Арман удивился. Юта вздохнула насмешливо:

— Вряд ли какой-нибудь муж захочет этому обрадоваться. Как ты думаешь?

— По-моему, великолепно, — признался Арман.

Через несколько дней она спросила, вертя иглой:

— Помнишь, ты признался, что написал те строки, про тень?

— Да? — Арман, кажется, думал о своем.

— «Моя тень лежит в скалах, маленькая, как зрачок мышонка…»

— Ах, это…

— Разве ты видел, какой у мышонка зрачок?

— Нет. Попробуй поймай мышонка, да еще посмотри ему в глаза!

Она продолжала вертеть иголкой, не глядя на шитье. Взгляд ее подернулся некой пеленой — она казалась растроганной и озадаченной одновременно.

— Арман… Ты не мог бы мне объяснить, вот… Ну, с чего бы это тебе сочинять подобное… ну, стихи, что ли?

Арман поднял брови:

— Стихи?

Юта развела руками:

— У нас во дворце был придворный поэт, он писал стихи на праздники и сочинял по заказу любовные послания… Но то было другое. «Благодеяния, светочу дивному много подобны»…

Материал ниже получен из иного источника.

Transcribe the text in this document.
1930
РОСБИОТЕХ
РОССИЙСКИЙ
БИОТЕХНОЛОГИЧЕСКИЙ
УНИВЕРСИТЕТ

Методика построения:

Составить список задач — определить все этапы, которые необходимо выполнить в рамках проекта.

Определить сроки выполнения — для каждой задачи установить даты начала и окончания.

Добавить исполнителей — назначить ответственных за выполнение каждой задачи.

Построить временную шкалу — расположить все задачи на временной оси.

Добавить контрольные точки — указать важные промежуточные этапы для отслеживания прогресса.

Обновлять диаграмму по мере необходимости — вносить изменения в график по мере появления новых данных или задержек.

Оставив полотно, она вдруг подалась вперед:

— Арман, ты огромный, огнедышащий ящер… Ну что тебе до зрачка мышонка?

Он пожал плечами:

— Тебе не нравится?

— Нравится, — отозвалась она тихо. — Очень.

Помолчали.

— По-твоему, стихи, это как? — спросил Арман тоном провокатора.

Юта воспряла, вдохновленно сверкнув глазами:

— Это то, чего нельзя увидеть, можно только почувствовать…

— Хорошо, — сказал он серьезно. — Вот я говорю: «лепешка растворяется в моем животе». Это стихи.

Юта, которая к этому времени уже парила в эфирных высях, чуть не поперхнулась от возмущения.

— Ерунда! При чем здесь лепешка!

— Но ведь я никогда не видел, как она растворяется. Но уж зато чувствую это великолепно!

Некоторое время Юта пыталась прислушаться к тому, что происходило в ее животе. В задумчивости укололась иглой, сунула пострадавший палец в рот и попросила смиренно:

— Не притворяйся, пожалуйста. Ты прекрасно понимаешь, о чем я говорю. Если бы ты сказал: «вот рассвет ласково прикоснулся к морю», или «вот калидон нежно поцеловал подругу»…

Юта прервалась. Новая мысль, неожиданная и дерзкая, заставила ее замереть с открытым ртом.

— Арман… — спросила она шепотом. — А ты кого-нибудь когда-нибудь… целовал?

Она смотрела на него в упор и глаза ее оказались карими, с черными ободками по краям.